JSON Array Serializer

Saving things to the database in Rails is generally very easy. It handles strings, numbers, booleans, and other common types pretty well. One common data type that is not as well supported is JSON arrays. Whenever you have a collection of objects, be it an Array of Hash or something custom like a DeveloperArray of Developer, saving it in Rails can be a pain. What would be nice is to have a way to build on to Rail’s serializers to make it possible to save and load these kinds of data transparently like everything else.

Enter JSONArraySerializer.

class Developer < OpenStruct
  def develop(name)
    # Write code.
  end
end

class DeveloperArray < Array
  def develop
    each { |d| d.develop }
  end
end

class Company < ActiveRecord::Base
  serialize :developers, JSONArraySerializer.new(array_class: DeveloperArray, element_class: Developer)
end

Specifying a Common Interface

The first thing we need to do is declare the interface. What must every object know how to do in order to be serialized. First of all we have two types of objects to deal with, the array object, and the element object.

Array Class API

From the docs:

A.new : Array -> A
a.to_a : -> Array (where a is an instance of A)

So, for example if we had DeveloperArray.new([Developer.new, Developer.new]) then the DeveloperArray class would need it’s .new method to accept 1 Array argument and return an instance of itself. It also needs to define a #to_a method which returns an array

Element Class API

From the docs:

A.new : Hash -> A
a.to_h : -> Hash (where a is an instance of A)

Much like the array class, this is just saying that the Developer class must have a .new method taking a Hash and returning an instance of itself, and a #to_h method which returns a Hash.

The Serializer API

This interface is very simple, and conveniently already implemented by Array and Hash, making them the perfect defaults for our library. Making use of custom classes should be just a matter of specifying them when we create our serializer.

The next decision we need to make is where to put the class name information. Clearly we expect the a DeveloperArray to be saved and loaded back into another DeveloperArray, but how will Rails know to do that? YAML solves this problem by saving class names in the data representation itself. I opted to have the information saved in the serializer itself. The advantages of this are twofold.

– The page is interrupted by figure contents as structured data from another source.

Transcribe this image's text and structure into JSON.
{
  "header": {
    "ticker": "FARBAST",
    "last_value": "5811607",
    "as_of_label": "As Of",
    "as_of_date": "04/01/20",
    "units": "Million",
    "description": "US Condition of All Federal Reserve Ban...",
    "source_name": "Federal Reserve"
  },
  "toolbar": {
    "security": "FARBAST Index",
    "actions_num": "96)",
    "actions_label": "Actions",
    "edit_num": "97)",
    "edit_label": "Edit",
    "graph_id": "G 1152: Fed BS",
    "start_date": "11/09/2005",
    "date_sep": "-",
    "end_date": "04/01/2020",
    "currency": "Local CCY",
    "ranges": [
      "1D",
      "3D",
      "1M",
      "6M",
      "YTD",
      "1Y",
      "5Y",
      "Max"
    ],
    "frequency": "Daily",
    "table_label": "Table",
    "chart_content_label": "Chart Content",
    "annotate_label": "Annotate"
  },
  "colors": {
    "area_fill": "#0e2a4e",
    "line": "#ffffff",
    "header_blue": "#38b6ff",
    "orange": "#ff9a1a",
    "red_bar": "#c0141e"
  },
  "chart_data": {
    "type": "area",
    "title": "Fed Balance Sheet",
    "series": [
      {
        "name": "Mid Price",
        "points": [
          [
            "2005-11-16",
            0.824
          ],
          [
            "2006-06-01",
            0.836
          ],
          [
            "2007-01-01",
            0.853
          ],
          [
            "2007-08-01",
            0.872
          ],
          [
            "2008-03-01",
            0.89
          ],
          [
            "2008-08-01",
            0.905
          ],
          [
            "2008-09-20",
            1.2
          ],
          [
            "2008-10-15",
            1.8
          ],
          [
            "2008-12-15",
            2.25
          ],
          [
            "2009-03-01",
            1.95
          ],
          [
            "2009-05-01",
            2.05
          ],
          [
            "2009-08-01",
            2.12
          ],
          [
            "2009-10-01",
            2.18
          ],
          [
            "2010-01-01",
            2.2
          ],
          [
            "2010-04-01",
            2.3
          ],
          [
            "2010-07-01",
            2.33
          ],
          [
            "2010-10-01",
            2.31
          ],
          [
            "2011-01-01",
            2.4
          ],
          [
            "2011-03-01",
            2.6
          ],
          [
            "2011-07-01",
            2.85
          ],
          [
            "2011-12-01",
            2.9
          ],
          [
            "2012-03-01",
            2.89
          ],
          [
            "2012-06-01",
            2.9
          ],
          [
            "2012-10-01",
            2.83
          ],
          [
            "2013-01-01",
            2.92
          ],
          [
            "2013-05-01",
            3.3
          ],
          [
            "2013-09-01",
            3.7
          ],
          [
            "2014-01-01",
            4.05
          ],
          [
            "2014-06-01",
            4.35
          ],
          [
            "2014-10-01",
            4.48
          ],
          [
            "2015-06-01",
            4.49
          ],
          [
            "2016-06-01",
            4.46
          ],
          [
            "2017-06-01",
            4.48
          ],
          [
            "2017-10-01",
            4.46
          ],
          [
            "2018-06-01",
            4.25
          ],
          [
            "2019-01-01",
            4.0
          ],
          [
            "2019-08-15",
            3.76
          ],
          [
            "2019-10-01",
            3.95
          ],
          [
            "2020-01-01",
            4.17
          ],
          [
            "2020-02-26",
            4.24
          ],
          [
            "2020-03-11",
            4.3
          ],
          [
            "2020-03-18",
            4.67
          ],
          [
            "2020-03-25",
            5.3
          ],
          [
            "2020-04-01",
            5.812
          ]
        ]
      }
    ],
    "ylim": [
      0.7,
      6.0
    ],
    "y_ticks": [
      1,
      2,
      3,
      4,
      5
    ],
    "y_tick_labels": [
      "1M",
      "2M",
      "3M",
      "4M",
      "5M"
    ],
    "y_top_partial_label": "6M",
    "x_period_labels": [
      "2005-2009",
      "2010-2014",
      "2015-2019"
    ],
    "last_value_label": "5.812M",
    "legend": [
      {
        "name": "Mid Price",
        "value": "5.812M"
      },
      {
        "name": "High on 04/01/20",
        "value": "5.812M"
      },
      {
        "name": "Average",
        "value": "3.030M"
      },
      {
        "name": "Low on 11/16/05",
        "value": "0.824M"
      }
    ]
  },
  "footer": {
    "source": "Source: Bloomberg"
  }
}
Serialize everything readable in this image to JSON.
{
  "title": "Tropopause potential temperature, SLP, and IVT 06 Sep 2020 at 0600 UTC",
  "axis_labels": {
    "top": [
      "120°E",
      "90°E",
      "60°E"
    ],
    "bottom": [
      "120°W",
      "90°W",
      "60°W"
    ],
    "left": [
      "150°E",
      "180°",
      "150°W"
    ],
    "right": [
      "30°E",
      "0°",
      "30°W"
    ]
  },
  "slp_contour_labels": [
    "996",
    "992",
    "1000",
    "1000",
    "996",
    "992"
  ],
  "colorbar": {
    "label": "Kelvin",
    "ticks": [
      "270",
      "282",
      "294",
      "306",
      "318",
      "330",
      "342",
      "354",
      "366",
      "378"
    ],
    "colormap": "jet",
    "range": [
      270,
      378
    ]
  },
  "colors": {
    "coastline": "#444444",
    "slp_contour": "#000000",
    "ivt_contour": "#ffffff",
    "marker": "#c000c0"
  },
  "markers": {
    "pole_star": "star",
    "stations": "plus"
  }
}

First, the data will be pure, clean JSON. There will not be any ruby specific attributes injected, so loading these columns from the database will be simple and portable.

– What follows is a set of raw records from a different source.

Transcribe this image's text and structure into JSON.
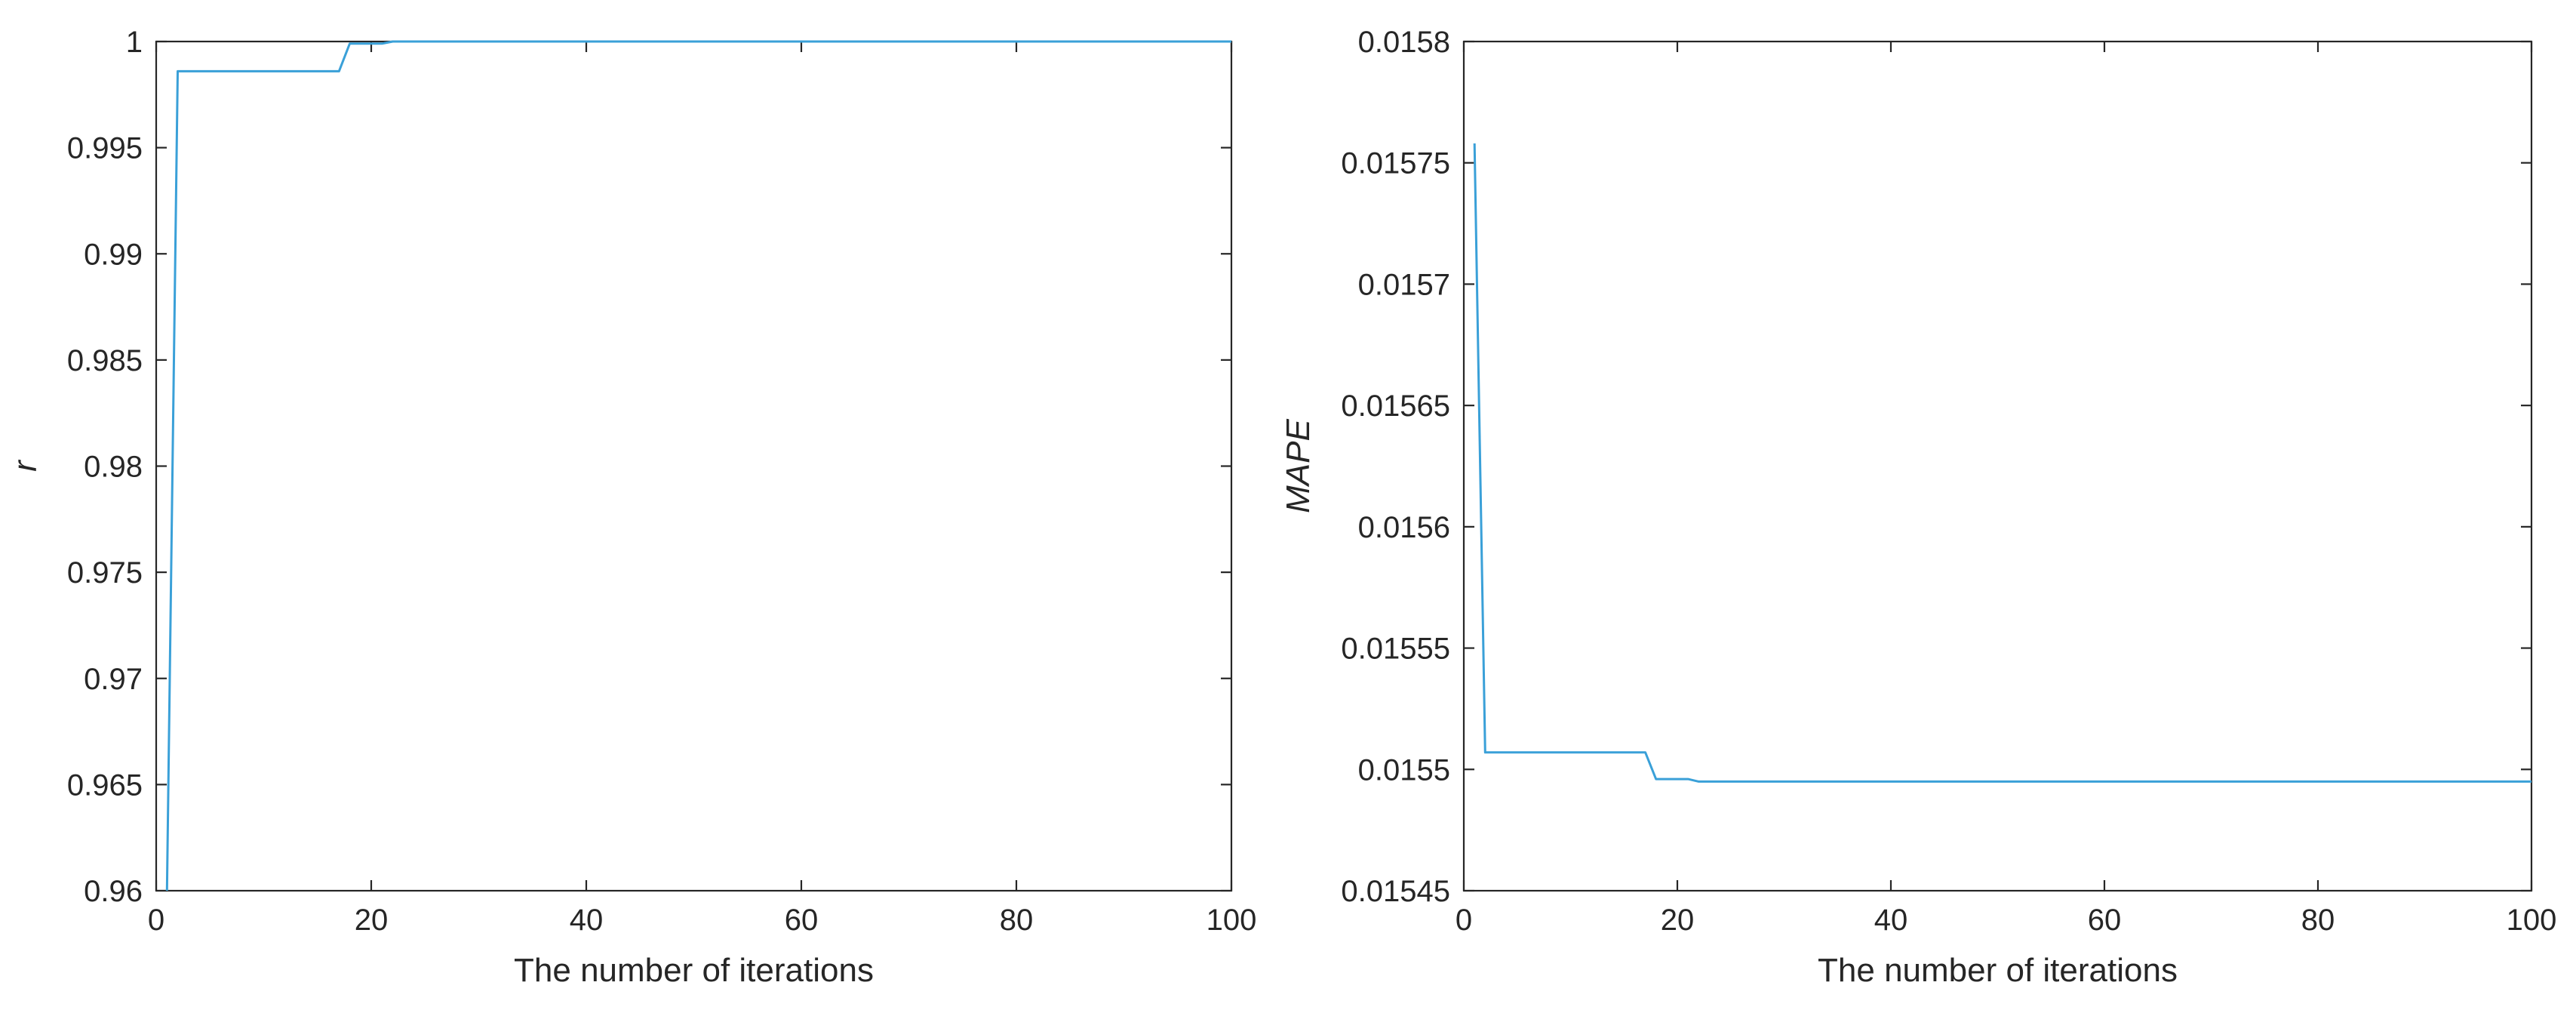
{
  "chart_data": [
    {
      "type": "line",
      "title": "",
      "xlabel": "The number of iterations",
      "ylabel": "r",
      "xlim": [
        0,
        100
      ],
      "ylim": [
        0.96,
        1
      ],
      "xticks": [
        0,
        20,
        40,
        60,
        80,
        100
      ],
      "xtick_labels": [
        "0",
        "20",
        "40",
        "60",
        "80",
        "100"
      ],
      "yticks": [
        0.96,
        0.965,
        0.97,
        0.975,
        0.98,
        0.985,
        0.99,
        0.995,
        1
      ],
      "ytick_labels": [
        "0.96",
        "0.965",
        "0.97",
        "0.975",
        "0.98",
        "0.985",
        "0.99",
        "0.995",
        "1"
      ],
      "grid": false,
      "series": [
        {
          "color": "#3aa0d8",
          "x": [
            1,
            2,
            3,
            17,
            18,
            20,
            21,
            22,
            100
          ],
          "y": [
            0.96,
            0.9986,
            0.9986,
            0.9986,
            0.9999,
            0.9999,
            0.9999,
            1.0,
            1.0
          ]
        }
      ]
    },
    {
      "type": "line",
      "title": "",
      "xlabel": "The number of iterations",
      "ylabel": "MAPE",
      "xlim": [
        0,
        100
      ],
      "ylim": [
        0.01545,
        0.0158
      ],
      "xticks": [
        0,
        20,
        40,
        60,
        80,
        100
      ],
      "xtick_labels": [
        "0",
        "20",
        "40",
        "60",
        "80",
        "100"
      ],
      "yticks": [
        0.01545,
        0.0155,
        0.01555,
        0.0156,
        0.01565,
        0.0157,
        0.01575,
        0.0158
      ],
      "ytick_labels": [
        "0.01545",
        "0.0155",
        "0.01555",
        "0.0156",
        "0.01565",
        "0.0157",
        "0.01575",
        "0.0158"
      ],
      "grid": false,
      "series": [
        {
          "color": "#3aa0d8",
          "x": [
            1,
            2,
            3,
            17,
            18,
            21,
            22,
            100
          ],
          "y": [
            0.015758,
            0.015507,
            0.015507,
            0.015507,
            0.015496,
            0.015496,
            0.015495,
            0.015495
          ]
        }
      ]
    }
  ]
}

Second, it makes our implementation simpler. We don’t need to do any evaluation of the data before we start putting it into the right classes. The serializer knows what array class and element class to put things in already.

Creating a serializer is simple.

# .new -> JSONArraySerializer
# #load : [JSON String] || JSON String -> array_class<element_class>
# #dump : array_class<element_class> -> [JSON String] || JSON String

JSONArraySerializer.new(array_class: DeveloperArray, element_class: Developer)

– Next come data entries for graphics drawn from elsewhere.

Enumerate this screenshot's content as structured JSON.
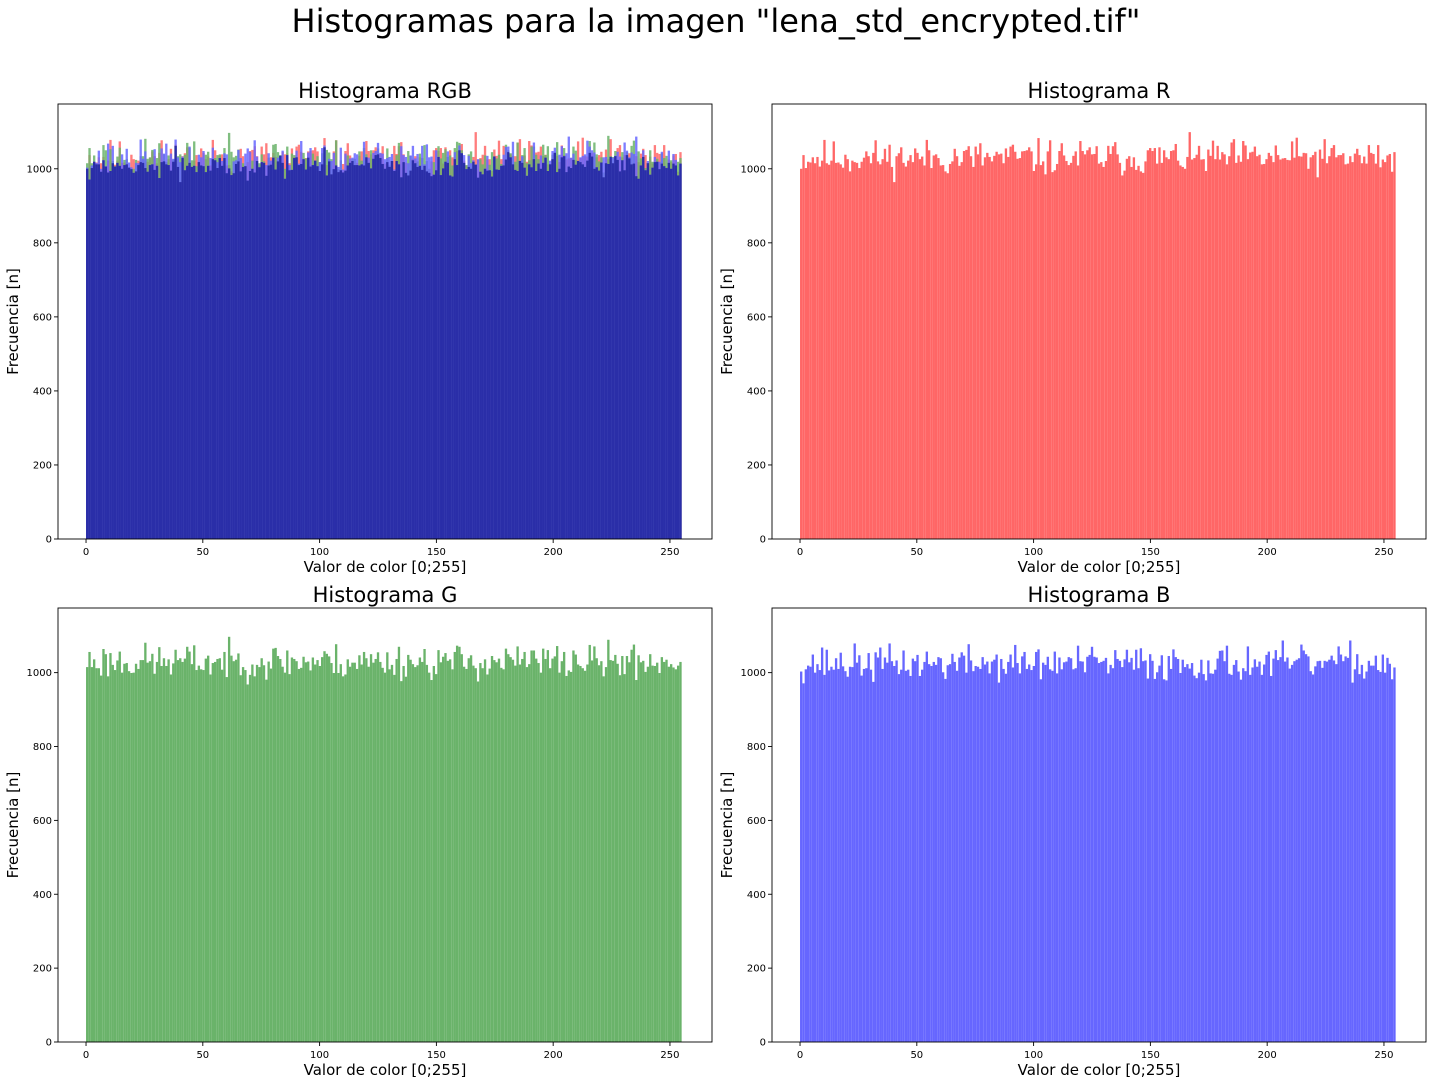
{
  "suptitle": "Histogramas para la imagen \"lena_std_encrypted.tif\"",
  "colors": {
    "red": "#ff6666",
    "green": "#6ab36a",
    "blue": "#6666ff",
    "overlap_navy": "#2a2ea8"
  },
  "chart_data": [
    {
      "id": "rgb",
      "type": "bar",
      "title": "Histograma RGB",
      "xlabel": "Valor de color [0;255]",
      "ylabel": "Frecuencia [n]",
      "xlim": [
        -12,
        268
      ],
      "ylim": [
        0,
        1175
      ],
      "xticks": [
        0,
        50,
        100,
        150,
        200,
        250
      ],
      "yticks": [
        0,
        200,
        400,
        600,
        800,
        1000
      ],
      "grid": false,
      "series": [
        {
          "channel": "red",
          "bins": 256,
          "baseline": 1030,
          "spread": 45,
          "seed": 11
        },
        {
          "channel": "green",
          "bins": 256,
          "baseline": 1030,
          "spread": 45,
          "seed": 23
        },
        {
          "channel": "blue",
          "bins": 256,
          "baseline": 1025,
          "spread": 45,
          "seed": 37
        }
      ]
    },
    {
      "id": "r",
      "type": "bar",
      "title": "Histograma R",
      "xlabel": "Valor de color [0;255]",
      "ylabel": "Frecuencia [n]",
      "xlim": [
        -12,
        268
      ],
      "ylim": [
        0,
        1175
      ],
      "xticks": [
        0,
        50,
        100,
        150,
        200,
        250
      ],
      "yticks": [
        0,
        200,
        400,
        600,
        800,
        1000
      ],
      "grid": false,
      "series": [
        {
          "channel": "red",
          "bins": 256,
          "baseline": 1030,
          "spread": 45,
          "seed": 11
        }
      ]
    },
    {
      "id": "g",
      "type": "bar",
      "title": "Histograma G",
      "xlabel": "Valor de color [0;255]",
      "ylabel": "Frecuencia [n]",
      "xlim": [
        -12,
        268
      ],
      "ylim": [
        0,
        1175
      ],
      "xticks": [
        0,
        50,
        100,
        150,
        200,
        250
      ],
      "yticks": [
        0,
        200,
        400,
        600,
        800,
        1000
      ],
      "grid": false,
      "series": [
        {
          "channel": "green",
          "bins": 256,
          "baseline": 1030,
          "spread": 45,
          "seed": 23
        }
      ]
    },
    {
      "id": "b",
      "type": "bar",
      "title": "Histograma B",
      "xlabel": "Valor de color [0;255]",
      "ylabel": "Frecuencia [n]",
      "xlim": [
        -12,
        268
      ],
      "ylim": [
        0,
        1175
      ],
      "xticks": [
        0,
        50,
        100,
        150,
        200,
        250
      ],
      "yticks": [
        0,
        200,
        400,
        600,
        800,
        1000
      ],
      "grid": false,
      "series": [
        {
          "channel": "blue",
          "bins": 256,
          "baseline": 1025,
          "spread": 45,
          "seed": 37
        }
      ]
    }
  ]
}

Ok, what’s with the method signatures for #load and #dump? Why do they deal with either an array of strings or just a string.

This is to support multiple column types. All databases have a notion of text, but some have a notion of an array. Rails when saving and loading from each loads them into the expected datatypes String and Array respectively. For our code to work we need to know what type of column is backing the data. the #load and #dump methods handle their data based on this option.

From the docs:

 serialize :foo, JSONArraySerializer.new                       # Will save to :text.
serialize :foo, JSONArraySerializer.new(column_type: :text)   # Same as above.
serialize :foo, JSONArraySerializer.new(column_type: :array)  # Saves to array column.

This gem, while simple, has allowed us to DRY up various parts of our code. Areas that before had their own custom serializers which were all doing almost the same things. Making one implantation for all our use cases allowed me to write tests which cover everything in one central place. This improves overall test coverage and therefor improves confidence. When dealing with things like saving credit card token arrays, or access arrays, confidence is the most important commodity you can have.